Disturbios a las 11 de la noche

La autodeterminación del ser humano puede llegar a ser algo de lo más desconcertante. Uno procura, en su día a día, en su compendio de sucesos que llenan poco a poco el vacío de la razón, en la toma de cableados que normalmente detonan la bomba, en la escalera de sentimientos que raramente conduce al piso superior, ser el máximo exponente de uno mismo, ser feliz. Sin embargo, a lo largo de cada giro de rotación, te sientes embaucado, me siento incauto, por la propia mente que pretende liberar al exterior todo lo benévolo, complaciente, magnánimo, noble, complaciente, cándido, filántropo, generoso, bueno de sí misma, de mi mismo, y que finalmente decide ponerte la zancadilla, declarándose en huelga indefinida y con  la frase “vuelva usted mañana” da la vuelta y cierra tras de sí. En ese momento la neblina de indecisión cubre sepulcralmente el ente razonable, dando lugar a un pobre paralítico mental, sin más ambición que ver el siguiente día sin ensuciar aún más la almohada.
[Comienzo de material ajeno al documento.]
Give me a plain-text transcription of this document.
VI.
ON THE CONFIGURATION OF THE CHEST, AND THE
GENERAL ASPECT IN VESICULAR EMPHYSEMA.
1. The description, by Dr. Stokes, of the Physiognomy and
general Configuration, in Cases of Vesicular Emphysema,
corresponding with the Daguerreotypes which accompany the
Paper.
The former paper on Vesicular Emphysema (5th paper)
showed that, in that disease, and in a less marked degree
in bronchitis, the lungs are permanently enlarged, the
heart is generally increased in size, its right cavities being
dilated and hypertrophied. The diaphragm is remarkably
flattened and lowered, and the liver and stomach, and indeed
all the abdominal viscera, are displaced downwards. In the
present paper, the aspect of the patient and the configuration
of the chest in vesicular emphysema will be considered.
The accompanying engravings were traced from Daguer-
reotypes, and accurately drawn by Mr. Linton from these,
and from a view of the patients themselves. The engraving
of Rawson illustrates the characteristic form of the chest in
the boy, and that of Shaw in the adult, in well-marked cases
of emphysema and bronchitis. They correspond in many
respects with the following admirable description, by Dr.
Pero se acabó. Cuando la guerra la luchas contra ti mismo, tienes la ventaja de conocer al enemigo. Y la piedad no existe. No hay más que mirarse al espejo del yo, al alma, y observar adonde queremos ir a parar con todo esto. Cuando sonríes, te alborozas y tus perlados dientes vuelven a brillar de satisfacción sobre el fuego del miocardio sabes que has colocado tus tropas en el lugar adecuado, París ha sido tomado y ya es solo cuestión de tiempo. Ya no hay vuelta atrás. No hay que tener miedo a ganar.

Algo he aprendido en estos meses de sequía literaria, yo no quiero seguir así, no quiero ser así. Quiero ser el máximo exponente de mi mismo. Quiero ser feliz.